Public Anxiety As Somalia Awaits Presidential Election

Avisioni tent

There is one day left until the May 15 presidential election and anxiety is mounting with uncertainty over who will be Somalia’s next president.

The indirect election, which has dragged on for a year and a half, has created unease throughout the country, especially since the people have no control over the process.

A dozen politicians, mainly the five regional state leaders and the prime minister, had the exclusive power to select who will seat at the 11th parliament, in clear violation of the rules stipulated in the September 17 agreement.

The Somali public witnessed a sham election that bordered on the ridiculous. There were however many first, mostly bad precedents, in these elections.

It took almost 8 months to painfully select 54 senators and 275 MPs who, fortunately for the first time, elected a woman, Sadia Samatar, as vice-president of the Lower House.

Also, a record number of 39 presidential candidates registered paying the required $40, 000 registration fees. Among these candidates, a woman, former foreign minister Fowsiya Yusuf, from the Somaliland region, is vying to be Somalia’s first female president.

Obstacles, such as high registration fees and the requirement of twenty lawmakers’ endorsement, imposed by Parliament to limit the number of candidates unfortunately did not have the desired effect.

These hurdles only prevented serious candidates with a strong program but with no backup from interest groups or foreign countries like Kenya, the United Arab Emirates and Djibouti.

On May 9th, former foreign minister Mohamed Abdirizak withdrew from the race lacking integrity.

In a speech posted on his campaign website, he lamented that “accepting campaign funds that go against the long-term interest of the Somali people would betray all that I hold dear…”

Tomorrow, May 15, the 11th parliament’s 329 members, including members unlawfully selected in a Kenyan army base in Elqalow, will cast vote to choose Somalia’s 10th president.

This event is causing great distress among Somalis inside and outside the country as they see foreign hands, unrestricted foreign money and corrupt politicians are about to shape their future.

The election venue in the highly militarized Halane compound in Mogadishu will be guarded by African troops operating under ATMIS while Somali police will be stationed outside.

In addition, millions of dollars are said to have changed hands to buy MPs’ voting intentions in recent days.

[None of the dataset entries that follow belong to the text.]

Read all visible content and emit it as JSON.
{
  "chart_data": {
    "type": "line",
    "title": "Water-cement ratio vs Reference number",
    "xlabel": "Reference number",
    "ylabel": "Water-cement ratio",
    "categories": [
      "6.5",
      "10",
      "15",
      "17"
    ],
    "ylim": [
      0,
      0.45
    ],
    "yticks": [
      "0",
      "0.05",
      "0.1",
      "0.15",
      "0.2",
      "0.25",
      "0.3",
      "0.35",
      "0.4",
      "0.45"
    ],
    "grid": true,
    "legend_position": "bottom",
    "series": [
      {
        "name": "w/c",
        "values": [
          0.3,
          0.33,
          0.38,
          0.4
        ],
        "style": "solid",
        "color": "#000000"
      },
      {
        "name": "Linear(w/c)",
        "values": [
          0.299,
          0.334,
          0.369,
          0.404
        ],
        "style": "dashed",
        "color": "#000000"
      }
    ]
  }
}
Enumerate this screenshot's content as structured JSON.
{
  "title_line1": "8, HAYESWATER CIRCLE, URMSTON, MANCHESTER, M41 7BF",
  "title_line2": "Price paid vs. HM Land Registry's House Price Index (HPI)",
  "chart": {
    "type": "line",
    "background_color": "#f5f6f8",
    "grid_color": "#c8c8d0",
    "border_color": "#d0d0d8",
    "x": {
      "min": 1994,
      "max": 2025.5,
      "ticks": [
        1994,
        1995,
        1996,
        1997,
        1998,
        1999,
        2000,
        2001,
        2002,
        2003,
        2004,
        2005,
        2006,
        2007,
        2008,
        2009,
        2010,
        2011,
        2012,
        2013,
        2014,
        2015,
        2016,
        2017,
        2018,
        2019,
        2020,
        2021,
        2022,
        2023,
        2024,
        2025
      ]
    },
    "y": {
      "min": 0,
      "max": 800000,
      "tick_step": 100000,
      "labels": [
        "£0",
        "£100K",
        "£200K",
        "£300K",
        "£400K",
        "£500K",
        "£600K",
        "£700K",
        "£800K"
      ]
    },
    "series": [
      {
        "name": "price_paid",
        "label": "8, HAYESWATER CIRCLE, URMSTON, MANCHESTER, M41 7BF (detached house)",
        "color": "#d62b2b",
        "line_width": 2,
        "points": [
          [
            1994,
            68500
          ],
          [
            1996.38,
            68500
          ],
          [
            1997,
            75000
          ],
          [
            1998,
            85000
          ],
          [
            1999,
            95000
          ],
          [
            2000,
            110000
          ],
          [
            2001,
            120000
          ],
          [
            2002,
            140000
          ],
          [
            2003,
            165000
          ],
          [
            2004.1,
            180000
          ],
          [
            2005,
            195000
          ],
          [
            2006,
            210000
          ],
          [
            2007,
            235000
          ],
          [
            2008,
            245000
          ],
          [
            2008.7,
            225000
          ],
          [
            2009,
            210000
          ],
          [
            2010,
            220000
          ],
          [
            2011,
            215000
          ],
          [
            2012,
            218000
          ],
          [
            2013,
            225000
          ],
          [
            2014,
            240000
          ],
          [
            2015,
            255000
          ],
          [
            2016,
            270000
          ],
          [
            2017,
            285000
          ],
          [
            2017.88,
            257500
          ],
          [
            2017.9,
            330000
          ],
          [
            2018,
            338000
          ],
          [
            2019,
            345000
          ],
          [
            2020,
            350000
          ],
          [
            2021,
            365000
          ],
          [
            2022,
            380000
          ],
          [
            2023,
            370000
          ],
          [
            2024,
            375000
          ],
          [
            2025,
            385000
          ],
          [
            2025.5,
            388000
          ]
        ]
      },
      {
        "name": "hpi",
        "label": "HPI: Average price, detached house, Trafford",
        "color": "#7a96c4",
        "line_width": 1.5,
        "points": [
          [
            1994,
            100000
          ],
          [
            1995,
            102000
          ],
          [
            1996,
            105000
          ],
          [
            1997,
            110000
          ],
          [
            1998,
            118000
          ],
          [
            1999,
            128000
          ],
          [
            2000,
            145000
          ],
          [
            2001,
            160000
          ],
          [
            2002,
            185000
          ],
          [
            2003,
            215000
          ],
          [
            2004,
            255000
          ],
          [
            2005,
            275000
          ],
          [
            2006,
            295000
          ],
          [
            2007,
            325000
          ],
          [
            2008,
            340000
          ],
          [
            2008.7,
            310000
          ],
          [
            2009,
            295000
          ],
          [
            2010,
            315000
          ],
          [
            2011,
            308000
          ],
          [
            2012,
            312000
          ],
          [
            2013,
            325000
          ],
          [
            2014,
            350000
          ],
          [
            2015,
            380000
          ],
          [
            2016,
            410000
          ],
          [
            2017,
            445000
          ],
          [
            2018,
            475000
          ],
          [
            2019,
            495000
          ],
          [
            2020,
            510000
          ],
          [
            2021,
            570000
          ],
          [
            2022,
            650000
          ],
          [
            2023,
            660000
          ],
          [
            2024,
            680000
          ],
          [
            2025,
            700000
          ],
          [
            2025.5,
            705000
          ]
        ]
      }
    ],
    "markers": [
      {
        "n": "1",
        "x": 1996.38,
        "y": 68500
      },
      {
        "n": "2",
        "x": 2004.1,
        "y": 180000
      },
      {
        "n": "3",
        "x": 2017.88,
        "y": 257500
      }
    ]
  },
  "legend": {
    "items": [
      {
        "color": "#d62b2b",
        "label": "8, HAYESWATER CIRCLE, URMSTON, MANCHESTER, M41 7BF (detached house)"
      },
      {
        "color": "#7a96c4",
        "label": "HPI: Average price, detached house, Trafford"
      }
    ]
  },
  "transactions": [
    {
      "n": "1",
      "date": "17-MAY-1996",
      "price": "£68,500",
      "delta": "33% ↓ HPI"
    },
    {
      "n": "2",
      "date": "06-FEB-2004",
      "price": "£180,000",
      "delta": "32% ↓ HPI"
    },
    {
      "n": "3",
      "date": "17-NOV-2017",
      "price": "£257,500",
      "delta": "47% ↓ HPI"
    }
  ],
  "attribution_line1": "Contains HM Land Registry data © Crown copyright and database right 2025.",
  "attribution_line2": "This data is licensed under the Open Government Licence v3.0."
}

Most of the money comes from Abu Dhabi and passes through Dahabshil Bank, a bank accused of having links with Al-Shabab.

For many well-known politicians who have lived on this dirty money for some time, it would be hard to resist the huge amount of money being handed out to lawmakers.

The people is counting on a dwindling number of lawmakers with integrity to make the right choice for the good of the nation. In fact, Somalis from all walks of life, on the streets and on social media, are voluntarily campaigning for Mohamed Abdullahi Farmajo.

Indeed, the incumbent president is admired for his uncompromising stance on unsolicited foreign interference and rampant corruption that has drained public funds. He is also lauded for the genuine patriotism he has shown so far.

Compared to former Somali leaders who are now candidates, Farmajo is the only candidate with an intact legacy of strengthening security, skillfully managing public finances and respecting public property.

Somalis also believe Farmajo’s victory is a step forward for Somalia’s sovereignty. The country is currently grappling with the Western nations’ shenanigans using the stringent UN Charter’s Chapter 7 and invasive sanctions to keep Somalia under permanent international scrutiny.

All the more, the last two years, delays in election were caused by parties, local and foreign, trying to prevent a scenario where Farmajo would be reelected.

Somali public believe Parliament should vindicate Farmajo for his ordeal of the last few months under foreign pressure and a corrupt prime minister used as a proxy by overwhelmingly voting for his re-election.